Un referendum che non ha scaldato gli animi dei bolognesi, a dispetto delle dispute ideologiche e delle spaccature partitiche. Così si presenta, all’indomani del voto, la consultazione sul finanziamento concesso dal Comune di Bologna alle scuole dell’infanzia a gestione privata, inserite nel sistema pubblico integrato.
La posta in gioco era, circa, di un milione di euro che il Comune spende ogni anno per le paritarie in convenzione, a fronte dei 127 milioni investiti nelle materne comunali e statali. Ma nel frattempo oltre 400 mila euro sono andati in fumo per la consultazione, che ha toccato un record negativo nei votanti: solo 85.934, pari al 28,71% dei 299 mila aventi diritto, con una percentuale d’astensionismo mai raggiunta in precedenza nella storia della città.
Dalle urne è emersa una prevalenza di A (togliere il finanziamento alle paritarie in convenzione) con 15 mila voti di scarto: 50.517 cittadini hanno scelto A, 35.160 B. Eppure al voto aveva invitato tanto il comitato promotore (“Articolo 33”) quanto coloro che si erano battuti affinché dalle urne uscisse un responso favorevole al mantenimento della situazione attuale.
Insomma, nessuno aveva chiesto di “andare al mare”. Certo, l’aver scelto seggi diversi dal solito (non nelle scuole) può aver contribuito all’astensionismo, complice la confusione da parte dello stesso ufficio elettorale nell’individuare alcune sezioni elettorali: a titolo esemplificativo, il centro sociale “Lunetta Gamberini” (che ospitava quattro seggi) era all’interno dell’omonimo parco, ma non c’erano indicazioni su come arrivarci. Ancora, i promotori hanno lamentato che molti cittadini non hanno ricevuto la lettera con l’indicazione del proprio seggio, mentre “in via della Battaglia e vicolo Bolognetti le persone disabili hanno avuto seri impedimenti perché gli ascensori non funzionavano”.

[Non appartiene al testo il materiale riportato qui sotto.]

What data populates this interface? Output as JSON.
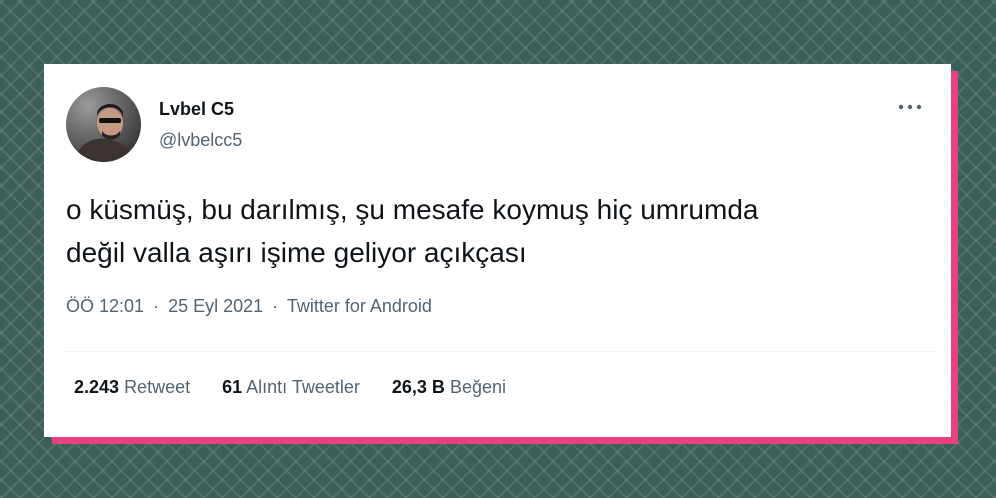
{
  "tweet": {
    "author": {
      "display_name": "Lvbel C5",
      "handle": "@lvbelcc5"
    },
    "text_line1": "o küsmüş, bu darılmış, şu mesafe koymuş hiç umrumda",
    "text_line2": "değil valla aşırı işime geliyor açıkçası",
    "time": "ÖÖ 12:01",
    "separator": "·",
    "date": "25 Eyl 2021",
    "source": "Twitter for Android",
    "stats": {
      "retweets_count": "2.243",
      "retweets_label": "Retweet",
      "quotes_count": "61",
      "quotes_label": "Alıntı Tweetler",
      "likes_count": "26,3 B",
      "likes_label": "Beğeni"
    }
  },
  "icons": {
    "more": "more-horizontal-icon",
    "avatar": "avatar-photo"
  },
  "colors": {
    "background": "#3d5f5a",
    "accent_shadow": "#e8417f",
    "card": "#ffffff",
    "primary_text": "#0f1419",
    "secondary_text": "#536471"
  }
}
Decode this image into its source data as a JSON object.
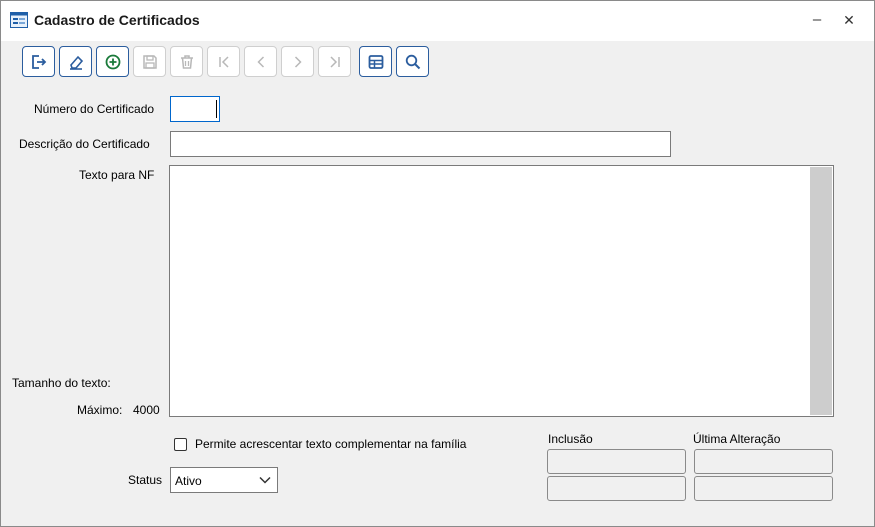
{
  "window": {
    "title": "Cadastro de Certificados",
    "minimize_glyph": "–",
    "close_glyph": "✕"
  },
  "toolbar": {
    "buttons": [
      {
        "name": "exit-button",
        "icon": "exit-icon",
        "enabled": true
      },
      {
        "name": "clear-button",
        "icon": "eraser-icon",
        "enabled": true
      },
      {
        "name": "add-button",
        "icon": "plus-circle-icon",
        "enabled": true
      },
      {
        "name": "save-button",
        "icon": "floppy-icon",
        "enabled": false
      },
      {
        "name": "delete-button",
        "icon": "trash-icon",
        "enabled": false
      },
      {
        "name": "first-record-button",
        "icon": "first-icon",
        "enabled": false
      },
      {
        "name": "previous-record-button",
        "icon": "chevron-left-icon",
        "enabled": false
      },
      {
        "name": "next-record-button",
        "icon": "chevron-right-icon",
        "enabled": false
      },
      {
        "name": "last-record-button",
        "icon": "last-icon",
        "enabled": false
      },
      {
        "name": "grid-view-button",
        "icon": "table-icon",
        "enabled": true
      },
      {
        "name": "search-button",
        "icon": "search-icon",
        "enabled": true
      }
    ],
    "accent_color": "#2b5d9e",
    "disabled_color": "#cfcfcf"
  },
  "form": {
    "numero_label": "Número do Certificado",
    "numero_value": "",
    "descricao_label": "Descrição do Certificado",
    "descricao_value": "",
    "texto_label": "Texto para NF",
    "texto_value": "",
    "tamanho_label": "Tamanho do texto:",
    "maximo_label": "Máximo:",
    "maximo_value": "4000",
    "checkbox_label": "Permite acrescentar texto complementar na família",
    "checkbox_checked": false,
    "status_label": "Status",
    "status_value": "Ativo",
    "inclusao_label": "Inclusão",
    "alteracao_label": "Última Alteração"
  }
}
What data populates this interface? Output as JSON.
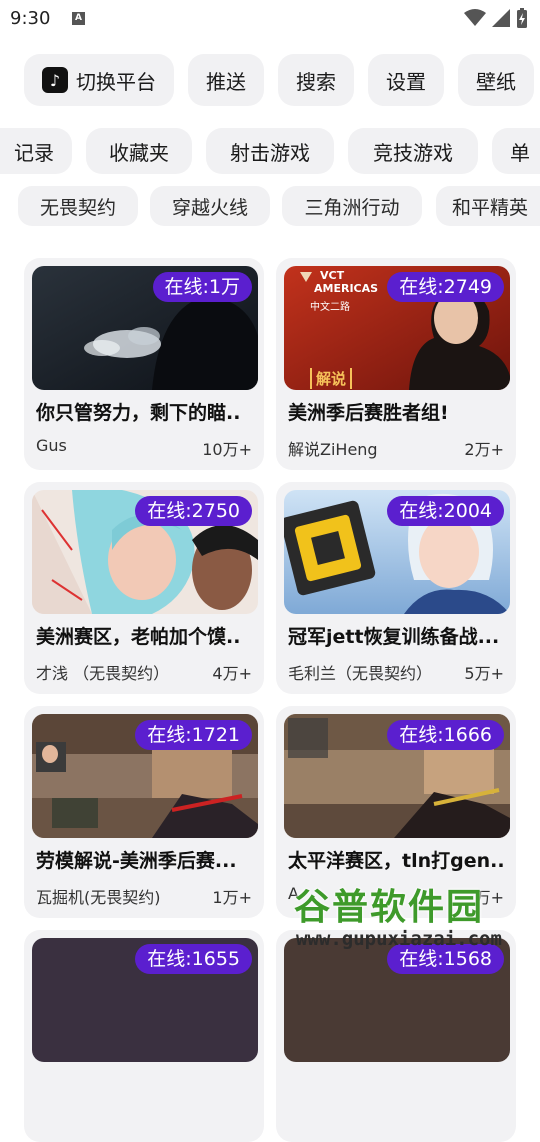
{
  "status_bar": {
    "time": "9:30",
    "a_icon": "A"
  },
  "platform_row": [
    {
      "label": "切换平台",
      "icon": "tiktok-icon"
    },
    {
      "label": "推送"
    },
    {
      "label": "搜索"
    },
    {
      "label": "设置"
    },
    {
      "label": "壁纸"
    }
  ],
  "category_row": [
    "记录",
    "收藏夹",
    "射击游戏",
    "竞技游戏",
    "单"
  ],
  "game_row": [
    "无畏契约",
    "穿越火线",
    "三角洲行动",
    "和平精英"
  ],
  "cards": [
    {
      "online": "在线:1万",
      "title": "你只管努力，剩下的瞄..",
      "author": "Gus",
      "count": "10万+"
    },
    {
      "online": "在线:2749",
      "title": "美洲季后赛胜者组!",
      "author": "解说ZiHeng",
      "count": "2万+",
      "thumb_text": [
        "VCT",
        "AMERICAS",
        "中文二路",
        "解说"
      ]
    },
    {
      "online": "在线:2750",
      "title": "美洲赛区，老帕加个馍..",
      "author": "才浅 （无畏契约）",
      "count": "4万+"
    },
    {
      "online": "在线:2004",
      "title": "冠军jett恢复训练备战...",
      "author": "毛利兰（无畏契约）",
      "count": "5万+"
    },
    {
      "online": "在线:1721",
      "title": "劳模解说-美洲季后赛...",
      "author": "瓦掘机(无畏契约)",
      "count": "1万+"
    },
    {
      "online": "在线:1666",
      "title": "太平洋赛区，tln打gen..",
      "author": "A",
      "count": "万+"
    },
    {
      "online": "在线:1655"
    },
    {
      "online": "在线:1568"
    }
  ],
  "watermark": {
    "name": "谷普软件园",
    "url": "www.gupuxiazai.com"
  },
  "colors": {
    "badge": "#5b1fcf",
    "chip_bg": "#f1f1f3",
    "card_bg": "#f2f2f4",
    "watermark_green": "#3e9a2a"
  }
}
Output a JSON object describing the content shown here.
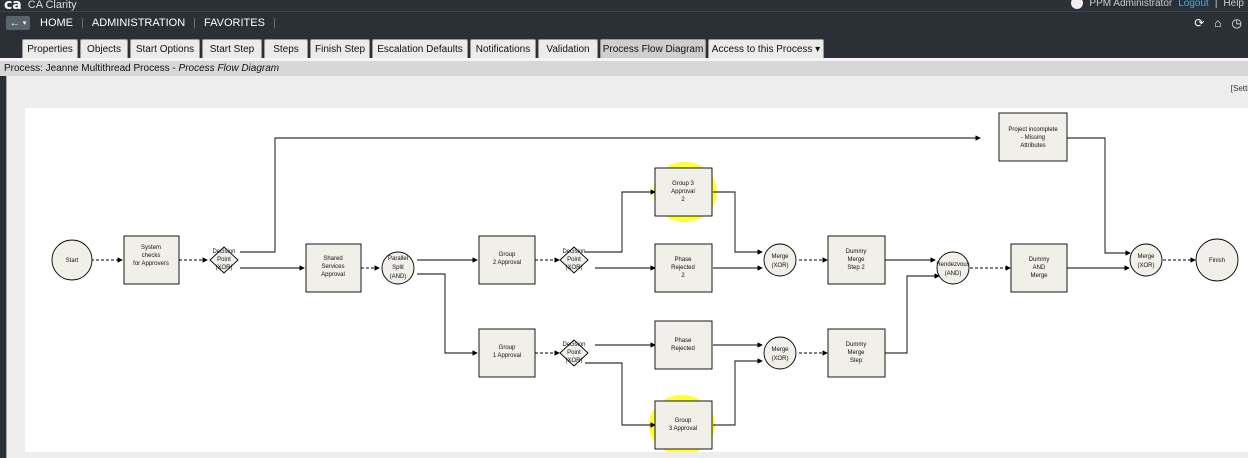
{
  "app": {
    "logo": "ca",
    "name": "CA Clarity",
    "user": "PPM Administrator",
    "logout": "Logout",
    "help": "Help"
  },
  "nav": {
    "back_label": "←",
    "home": "HOME",
    "administration": "ADMINISTRATION",
    "favorites": "FAVORITES"
  },
  "tabs": [
    {
      "label": "Properties"
    },
    {
      "label": "Objects"
    },
    {
      "label": "Start Options"
    },
    {
      "label": "Start Step"
    },
    {
      "label": "Steps"
    },
    {
      "label": "Finish Step"
    },
    {
      "label": "Escalation Defaults"
    },
    {
      "label": "Notifications"
    },
    {
      "label": "Validation"
    },
    {
      "label": "Process Flow Diagram"
    },
    {
      "label": "Access to this Process ▾"
    }
  ],
  "breadcrumb": {
    "prefix": "Process: Jeanne Multithread Process - ",
    "page": "Process Flow Diagram"
  },
  "settings_label": "[Setti",
  "diagram": {
    "start": "Start",
    "finish": "Finish",
    "system_checks": [
      "System",
      "checks",
      "for Approvers"
    ],
    "decision1": [
      "Decision",
      "Point",
      "(XOR)"
    ],
    "shared_services": [
      "Shared",
      "Services",
      "Approval"
    ],
    "parallel_split": [
      "Parallel",
      "Split",
      "(AND)"
    ],
    "group2": [
      "Group",
      "2 Approval"
    ],
    "decision2": [
      "Decision",
      "Point",
      "(XOR)"
    ],
    "group3_approval2": [
      "Group 3",
      "Approval",
      "2"
    ],
    "phase_rejected2": [
      "Phase",
      "Rejected",
      "2"
    ],
    "merge1": [
      "Merge",
      "(XOR)"
    ],
    "dummy_merge_step2": [
      "Dummy",
      "Merge",
      "Step 2"
    ],
    "rendezvous": [
      "Rendezvous",
      "(AND)"
    ],
    "dummy_and_merge": [
      "Dummy",
      "AND",
      "Merge"
    ],
    "merge_final": [
      "Merge",
      "(XOR)"
    ],
    "project_incomplete": [
      "Project incomplete",
      "- Missing",
      "Attributes"
    ],
    "group1": [
      "Group",
      "1 Approval"
    ],
    "decision3": [
      "Decision",
      "Point",
      "(XOR)"
    ],
    "phase_rejected": [
      "Phase",
      "Rejected"
    ],
    "merge2": [
      "Merge",
      "(XOR)"
    ],
    "dummy_merge_step": [
      "Dummy",
      "Merge",
      "Step"
    ],
    "group3_approval": [
      "Group",
      "3 Approval"
    ]
  }
}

Tuttavia, l’unico dato che certamente emerge è che la presunta “battaglia per la libertà” dei promotori non era condivisa dalla popolazione. “Il fatto che circa 210 mila bolognesi non abbiano votato ci consegna un risultato che non può essere considerato ‘pesante’”, commenta Rossano Rossi, presidente provinciale della Fism, la federazione che riunisce la gran parte delle scuole materne paritarie.
“Il referendum – osserva – ha radicalizzato certe posizioni che alla gente non interessano e quindi, alla fine, solo il 16% della popolazione adulta ha scelto per la A”, ovvero per togliere il finanziamento alle paritarie in convenzione. C’è semmai un’altra battaglia per la libertà da combattere, rimarca l’economista Stefano Zamagni, promotore di un manifesto per la B (lasciare il contributo alle paritarie), ed è quella “per la libertà di scelta”.
“Non ha vinto né l’opzione A, né la B”, dichiara: da una parte “non è stata raggiunta la soglia critica dei 100 mila votanti” e se si fosse trattato di un referendum abrogativo su scala nazionale ora non avrebbe alcun effetto. Dall’altra, pure l’attuale convenzione, secondo cui “il finanziamento va alle scuole paritarie e non alle famiglie, non è riuscita a scaldare i cuori e le menti”. Insomma, rilancia Zamagni, “se si vuole la sussidiarietà bisogna volerla fino in fondo”, dando “i finanziamenti ai soggetti di domanda, ossia alle famiglie”.